"Mit dem Krisendienst haben wir einen Volltreffer gelandet", erklärte Franz Löffler bei einer Pressekonferenz in den Räumen der Leitstelle in der Friedrich-Ebert-Straße. Mit diesem Zuspruch habe er nicht gerechnet. Was ihn besonders überrascht: Die meisten Anrufe kommen von "Betroffenen" selbst. Diesen Umstand wertet der Bezirkstagspräsident als Beweis dafür, "dass psychisch kranke Menschen immer mehr aus der Tabuzone heraustreten und sich helfen lassen". Von der Zusammenarbeit mit "dem großen Player Medbo" erwartet sich der Chamer Landrat noch mehr Professionalität und eine niederschwellige Behandlungsmethode. "Wir wollen hilfesuchende Menschen nicht gleich in die klinische Reparaturwerkstätte einweisen, sondern versuchen, sie zunächst ambulant betreuen", betonte der Bezirkstagspräsident.
Da sein in schwieriger Lage
Der Geschäftsführer der "Krisendienst Oberpfalz GmbH", Jens Scheffel, zog für die ersten 100 Tage eine positive Bilanz. Die zwölf Mitarbeiter des Krisendienstes arbeiten in drei Schichten und besetzen die Telefone rund um die Uhr. Fachliche Leiterin Katjenka Wild erzählt von den ersten Erfahrungen: "Manche Leute rufen an und wollen einfach nur über ihre Probleme reden", so die Sozialpädagogin. Sie begleitet aber auch Menschen, "die einen schweren Schicksalsschlag erlitten, eine schlimme medizinische Diagnose erhalten oder eine Zäsur im Leben erfahren haben". Die Suchttherapeutin beschreibt ihre Aufgabe so: "Wir versuchen, da zu sein, zuzuhören und gemeinsam mit den Betroffenen neue Ziele zu formulieren". Die Anrufer sollen das Gefühl haben, in ihrer schwierigen Lebensphase nicht alleine zu sein.
"Wir erleben häufig eine große Dankbarkeit", sagt Katjenka Wild. Sie spürt, "wie sich der psychische Ausnahmezustand des Anrufers schon während des Telefongesprächs stabilisiert". Wenn die Mitarbeiter des Krisendienstes aber merken, "dass die Situation zu eskalieren droht", schalten sie den mobilen Dienst ein.
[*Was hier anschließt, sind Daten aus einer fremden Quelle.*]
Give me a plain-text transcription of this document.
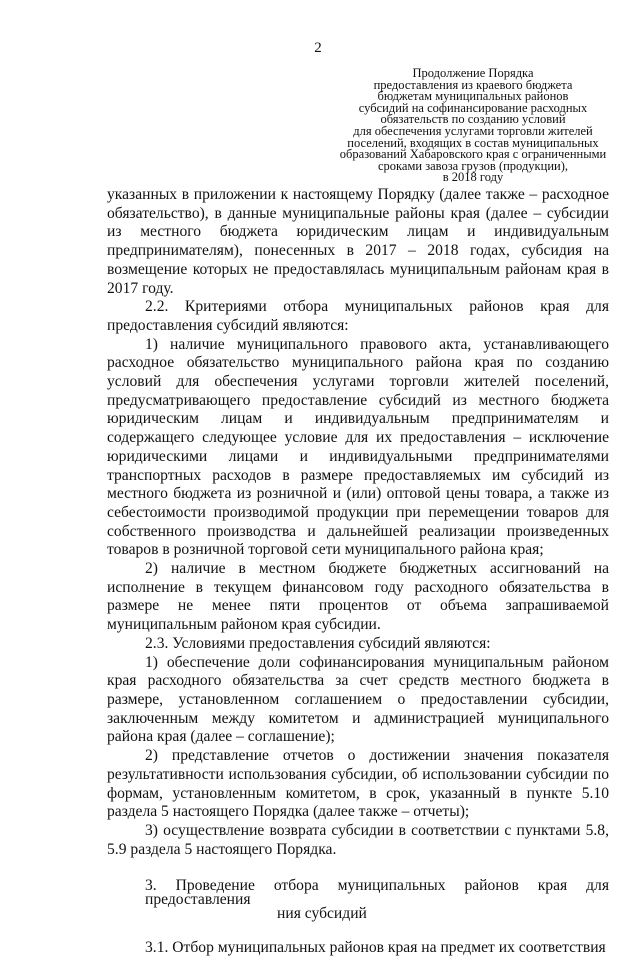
2
Продолжение Порядка
предоставления из краевого бюджета
бюджетам муниципальных районов
субсидий на софинансирование расходных
обязательств по созданию условий
для обеспечения услугами торговли жителей
поселений, входящих в состав муниципальных
образований Хабаровского края с ограниченными
сроками завоза грузов (продукции),
в 2018 году

указанных в приложении к настоящему Порядку (далее также – расходное обязательство), в данные муниципальные районы края (далее – субсидии из местного бюджета юридическим лицам и индивидуальным предпринимателям), понесенных в 2017 – 2018 годах, субсидия на возмещение которых не предоставлялась муниципальным районам края в 2017 году.

2.2. Критериями отбора муниципальных районов края для предоставления субсидий являются:

1) наличие муниципального правового акта, устанавливающего расходное обязательство муниципального района края по созданию условий для обеспечения услугами торговли жителей поселений, предусматривающего предоставление субсидий из местного бюджета юридическим лицам и индивидуальным предпринимателям и содержащего следующее условие для их предоставления – исключение юридическими лицами и индивидуальными предпринимателями транспортных расходов в размере предоставляемых им субсидий из местного бюджета из розничной и (или) оптовой цены товара, а также из себестоимости производимой продукции при перемещении товаров для собственного производства и дальнейшей реализации произведенных товаров в розничной торговой сети муниципального района края;

2) наличие в местном бюджете бюджетных ассигнований на исполнение в текущем финансовом году расходного обязательства в размере не менее пяти процентов от объема запрашиваемой муниципальным районом края субсидии.

2.3. Условиями предоставления субсидий являются:

1) обеспечение доли софинансирования муниципальным районом края расходного обязательства за счет средств местного бюджета в размере, установленном соглашением о предоставлении субсидии, заключенным между комитетом и администрацией муниципального района края (далее – соглашение);

2) представление отчетов о достижении значения показателя результативности использования субсидии, об использовании субсидии по формам, установленным комитетом, в срок, указанный в пункте 5.10 раздела 5 настоящего Порядка (далее также – отчеты);

3) осуществление возврата субсидии в соответствии с пунктами 5.8, 5.9 раздела 5 настоящего Порядка.

3. Проведение отбора муниципальных районов края для предоставления
ния субсидий

3.1. Отбор муниципальных районов края на предмет их соответствия
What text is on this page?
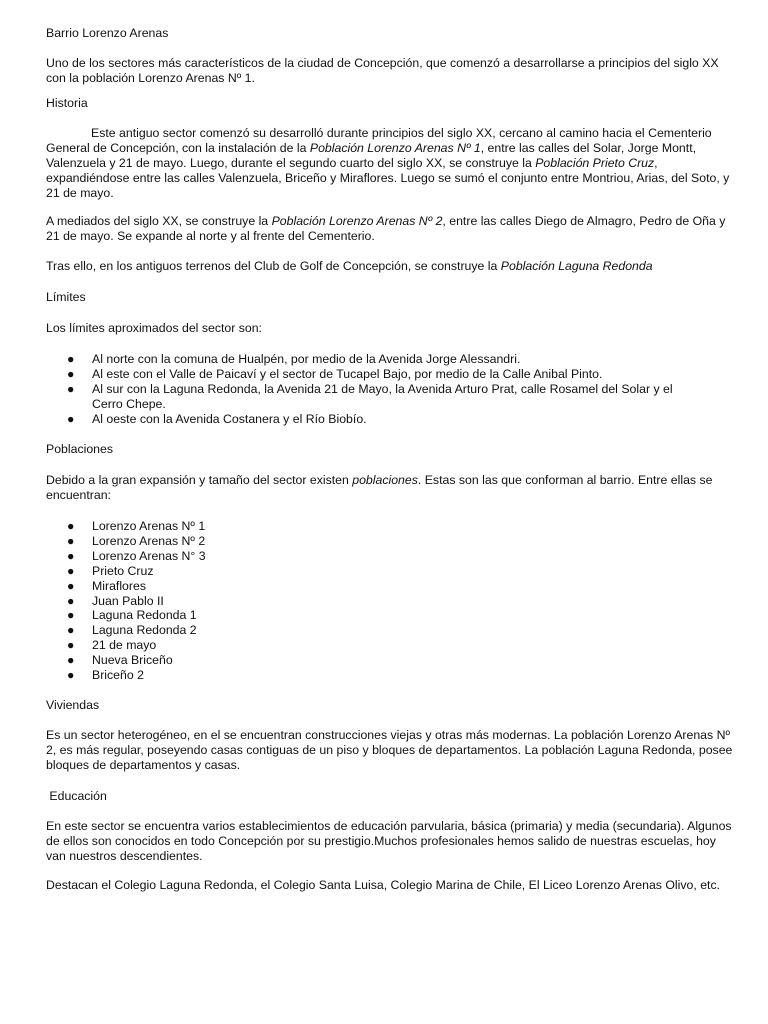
Barrio Lorenzo Arenas

Uno de los sectores más característicos de la ciudad de Concepción, que comenzó a desarrollarse a principios del siglo XX con la población Lorenzo Arenas Nº 1.

Historia

Este antiguo sector comenzó su desarrolló durante principios del siglo XX, cercano al camino hacia el Cementerio General de Concepción, con la instalación de la Población Lorenzo Arenas Nº 1, entre las calles del Solar, Jorge Montt, Valenzuela y 21 de mayo. Luego, durante el segundo cuarto del siglo XX, se construye la Población Prieto Cruz, expandiéndose entre las calles Valenzuela, Briceño y Miraflores. Luego se sumó el conjunto entre Montriou, Arias, del Soto, y 21 de mayo.

A mediados del siglo XX, se construye la Población Lorenzo Arenas Nº 2, entre las calles Diego de Almagro, Pedro de Oña y 21 de mayo. Se expande al norte y al frente del Cementerio.

Tras ello, en los antiguos terrenos del Club de Golf de Concepción, se construye la Población Laguna Redonda

Límites

Los límites aproximados del sector son:

● Al norte con la comuna de Hualpén, por medio de la Avenida Jorge Alessandri.
● Al este con el Valle de Paicaví y el sector de Tucapel Bajo, por medio de la Calle Anibal Pinto.
● Al sur con la Laguna Redonda, la Avenida 21 de Mayo, la Avenida Arturo Prat, calle Rosamel del Solar y el Cerro Chepe.
● Al oeste con la Avenida Costanera y el Río Biobío.

Poblaciones

Debido a la gran expansión y tamaño del sector existen poblaciones. Estas son las que conforman al barrio. Entre ellas se encuentran:

● Lorenzo Arenas Nº 1
● Lorenzo Arenas Nº 2
● Lorenzo Arenas N° 3
● Prieto Cruz
● Miraflores
● Juan Pablo II
● Laguna Redonda 1
● Laguna Redonda 2
● 21 de mayo
● Nueva Briceño
● Briceño 2

Viviendas

Es un sector heterogéneo, en el se encuentran construcciones viejas y otras más modernas. La población Lorenzo Arenas Nº 2, es más regular, poseyendo casas contiguas de un piso y bloques de departamentos. La población Laguna Redonda, posee bloques de departamentos y casas.

Educación

En este sector se encuentra varios establecimientos de educación parvularia, básica (primaria) y media (secundaria). Algunos de ellos son conocidos en todo Concepción por su prestigio.Muchos profesionales hemos salido de nuestras escuelas, hoy van nuestros descendientes.

Destacan el Colegio Laguna Redonda, el Colegio Santa Luisa, Colegio Marina de Chile, El Liceo Lorenzo Arenas Olivo, etc.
Dieser rückte bislang 15-mal aus. Fachleute der Psychiatrie machten sich auf den Weg zu den Betroffenen und versuchen vor Ort, die Lage zu entspannen und weitere Schritte einzuleiten. Eine wichtige Rolle spielt in Zukunft die "Medbo", die medizinische Einrichtung des Bezirks. "Bei uns ist rund um die Uhr ein Facharzt erreichbar", erklärte Vorstand Helmut Hausner bei der Unterzeichnung des Kooperationsvertrages.
Hoher finanzieller Aufwand
Der Bezirk lässt sich den Krisendienst im Jahr eine Million Euro kosten, den gleichen Betrag steuert der Freistaat Bayern bei. "Der volkswirtschaftliche Schaden wäre ungleich höher, wenn wir den Betroffenen nicht helfen würden", relativiert Löffler den finanziellen Aufwand. Deshalb will er bei der Finanzierung auch die Krankenkassen mit ins Boot holen. Wer bayernweit die Notrufnummer 0800/6 553 000 wählt, wird rund um die Uhr automatisch mit der Leitstelle seines Bezirks verbunden.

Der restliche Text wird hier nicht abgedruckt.